On March 10, 1920, Assemblies of God issued Voronaev a certificate as a “pastor and evangelist in Bulgaria” valid till September 1, 1921 and on June 22, 1920 Voronaev notified them his plans to set sail for Russia with his family on July 13, 1920. On the said date, the Voronaev, Koltovitch and Zaplishny’s families set sail on the “Madonna” steamboat from New York to Constantinople. Along with them traveled a group of Kavkaz believers among which was Bulgarian Boris Klibok.

After arriving to Constantinople, they had to wait for visas to enter Russia. Voronaev immediately began meeting with the Russian community in town recognizing the lack of Russian Bibles and Pentecostal churches. He wrote on August 15, 1920: „ ….with the help of God opened Russian mission here [Constantinople], and God our work blessed;” and on August 30, 1920: „…. we had first baptism with water in river. I baptized one lady wife of a Russian office. Glory to Jesus!”

After waiting for three months in Constantinople, Voronaev arrived in the Bulgarian port city of Bourgas along with Bulgarian Boris Klibok. The Zaplishny family had already established their ministry there through Olga’s Congregational home church. What followed next was a revival that made history.

March 5, 1921: The Pentecostal Evangel published Voronaev’s report from Bulgaria where he has been holding Russian-Bulgarian revival services in various churches in the cities of Sliven, Yambol, Varna and Sofia. Seven received the baptism with the Holy Spirit.

April 16, 1921: The Pentecostal Evangel published Voronaev’s second report from Bulgaria about services in Sliven, Bourgas, Plovdiv and the Baptist Church in Stara Zagora where the daughter of the Baptist pastor from Kazanlak received the baptism with the Holy Spirit.

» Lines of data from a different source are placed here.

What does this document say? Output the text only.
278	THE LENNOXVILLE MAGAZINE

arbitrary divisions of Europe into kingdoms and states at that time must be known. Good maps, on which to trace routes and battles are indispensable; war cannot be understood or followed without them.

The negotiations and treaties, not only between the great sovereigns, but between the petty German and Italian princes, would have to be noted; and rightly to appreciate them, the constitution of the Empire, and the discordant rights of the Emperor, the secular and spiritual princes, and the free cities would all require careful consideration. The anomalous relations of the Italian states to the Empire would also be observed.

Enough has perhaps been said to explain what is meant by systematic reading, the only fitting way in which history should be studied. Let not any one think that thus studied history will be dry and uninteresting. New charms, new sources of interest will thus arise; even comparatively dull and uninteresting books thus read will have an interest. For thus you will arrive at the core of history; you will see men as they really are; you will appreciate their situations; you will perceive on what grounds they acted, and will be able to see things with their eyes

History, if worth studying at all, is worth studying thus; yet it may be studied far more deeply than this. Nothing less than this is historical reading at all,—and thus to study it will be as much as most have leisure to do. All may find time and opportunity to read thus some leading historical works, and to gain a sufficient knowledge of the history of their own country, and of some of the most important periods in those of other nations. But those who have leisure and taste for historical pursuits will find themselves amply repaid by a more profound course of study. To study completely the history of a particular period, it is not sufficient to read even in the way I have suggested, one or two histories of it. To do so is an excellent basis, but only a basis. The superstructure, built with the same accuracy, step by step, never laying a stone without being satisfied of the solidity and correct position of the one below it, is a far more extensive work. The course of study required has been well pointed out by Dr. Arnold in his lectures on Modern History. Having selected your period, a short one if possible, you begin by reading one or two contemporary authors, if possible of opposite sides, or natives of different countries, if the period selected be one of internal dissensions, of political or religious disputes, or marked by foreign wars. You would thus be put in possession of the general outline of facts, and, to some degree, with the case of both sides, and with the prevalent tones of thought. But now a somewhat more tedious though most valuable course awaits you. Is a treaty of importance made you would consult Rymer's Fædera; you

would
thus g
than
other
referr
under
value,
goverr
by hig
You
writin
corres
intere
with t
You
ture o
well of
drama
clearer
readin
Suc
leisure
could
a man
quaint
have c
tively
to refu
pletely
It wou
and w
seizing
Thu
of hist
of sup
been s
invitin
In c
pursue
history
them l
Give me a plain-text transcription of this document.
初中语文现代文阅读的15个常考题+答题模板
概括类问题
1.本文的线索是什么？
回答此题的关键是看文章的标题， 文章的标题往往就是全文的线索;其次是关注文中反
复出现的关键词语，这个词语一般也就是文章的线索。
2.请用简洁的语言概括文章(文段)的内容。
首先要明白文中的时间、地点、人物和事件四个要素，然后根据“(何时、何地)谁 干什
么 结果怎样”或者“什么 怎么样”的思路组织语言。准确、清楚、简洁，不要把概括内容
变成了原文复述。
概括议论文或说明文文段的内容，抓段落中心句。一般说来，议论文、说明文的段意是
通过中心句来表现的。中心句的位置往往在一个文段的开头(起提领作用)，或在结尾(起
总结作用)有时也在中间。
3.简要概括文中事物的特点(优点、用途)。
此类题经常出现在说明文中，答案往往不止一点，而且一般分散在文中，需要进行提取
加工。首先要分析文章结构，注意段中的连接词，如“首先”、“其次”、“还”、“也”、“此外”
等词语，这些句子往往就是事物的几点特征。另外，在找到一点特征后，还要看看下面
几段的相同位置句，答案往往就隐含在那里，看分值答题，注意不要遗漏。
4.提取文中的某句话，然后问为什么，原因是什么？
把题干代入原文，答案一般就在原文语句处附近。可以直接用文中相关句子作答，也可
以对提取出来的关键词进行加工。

May 14, 1921: Services in the Congregational Church in Plovdiv and baptismal service in the Martiza River.

June 11, 1921: „In Bourgas, Bulgaria the Lord baptized with the Holy Spirit about fourteen souls. We have about twenty candidates for baptism with water, and about thousand Bulgarians and Russian were there and were much interested.”

July, 1921: The Latter Rain Evangel published an article under the title “Pentecost in Bulgaria” in which Voronaev wrote about new Pentecostal believers in seven Bulgarian cities, his relocation in Varna to work with the local Methodist church and his plan to move to Odessa. The Pentecostal Evangel from the same month wrote, “God called Brother J.W. Voronaeff, who had charge of a Russian Pentecostal Assembly in New York City, to Russia.”

The early Bulgarian Pentecostals spoke in other tongues, embraced the gifts of the Spirit, practiced foot washing and conservative holiness, and received the Bible as their rule of life almost to the point of ritualistic ascetism. It was their prayer, preaching and serving before the Lord that ensured the future of the movement. Many of them would be forced underground when the Pentecostal Union is registered with the Bulgarian State in 1928. Others will be persecuted even unto death during the Communist Regime after WWII. The more conservative group split right down the middle by two strong leaders, Tinchevists and Borisovtsi would protect the faith to the best of their abilities. Many modern religious formations, among which the Bulgarian Church of God, would spring out from these grassroots of these holiness seeking Pentecostal Puritans. By 1990, after the Berlin Wall had fallen, this group of people will go through the largest evangelistic revival in Bulgaria since the Christianization of Bulgaria in 861AD.